I’m in need of some clarification. I’ve been reading about REST, and building RESTful applications. According to wikipedia, REST itself is defined to be Representational State Transfer. I therefore don’t understand all this stateless gobbledeygook that everyone keeps spewing.
From wikipedia:
At any particular time, a client can either be in transition between
application states or “at rest”. A client in a rest state is able to
interact with its user, but creates no load and consumes no per-client
storage on the set of servers or on the network.
Are they just saying don’t use session/application level data store???
I get that one goal of REST is to make URI access consistent and available, for instance, instead of hiding paging requests inside posts, making the page number of a request a part of the GET URI. Makes sense to me. But it seems like it is just going overboard saying that no per client data (session data) should ever be stored server side.
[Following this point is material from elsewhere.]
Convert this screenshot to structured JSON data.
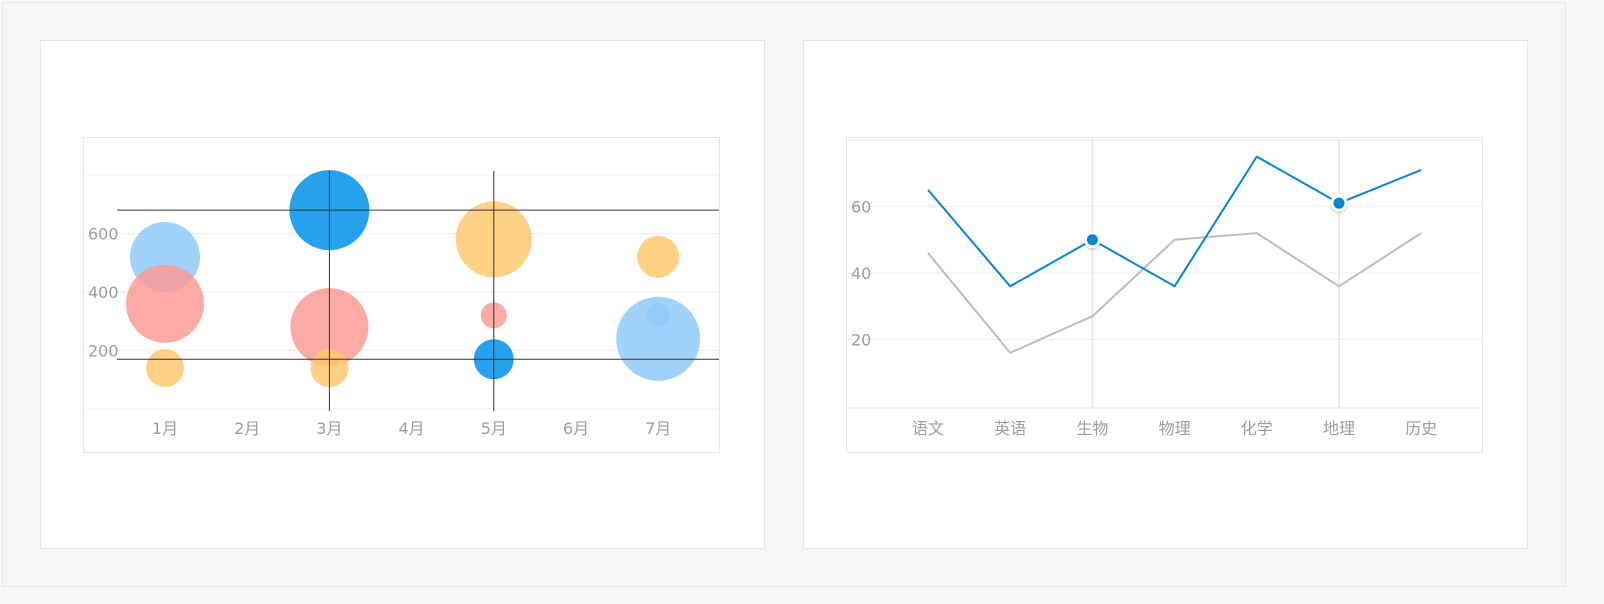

What if I had a queue of messages, and my user wanted to read the messages, but as he read them, wanted to block certain senders messages coming through for the duration of his session? Wouldn’t it make sense to store this in a place on the server side, and have the server only send messages (or message ID’s) that were not blocked by the user?
Do I really have to send the entire list of message senders to block each time I request the new message list? The message list pertinent to me wouldn’t/shouldn’t even be a publicly available resource in the first place..
Again, just trying to understand this. Someone please clarify.
Update:
I have found a stack overflow question that has an answer that doesn’t quite get me all the way there:
How to manage state in REST
which says that the client state that is important should all be transferred on every request…. Ugg.. seems like a lot of overhead… Is this right??
15 s
Statelessness means that every HTTP request happens in complete isolation. When the client makes an HTTP request, it includes all the information necessary for the server to fulfill that request. The server never relies on information from previous requests. If that information was important, the client would have to send it again in subsequent request. Statelessness also brings new features. It’s easier to distribute a stateless application across load-balanced servers. A stateless application is also easy to cache.
There are actually two kinds of state. Application State that lives on the client and Resource State that lives on the server.
A web service only needs to care about your application state when you’re actually making a request. The rest of the time, it doesn’t even know you exist. This means that whenever a client makes a request, it must include all the application states the server will need to process it.
Resource state is the same for every client, and its proper place is on the server. When you upload a picture to a server, you create a new resource: the new picture has its own URI and can be the target of future requests. You can fetch, modify, and delete this resource through HTTP.
Hope this helps differentiate what statelessness and various states mean.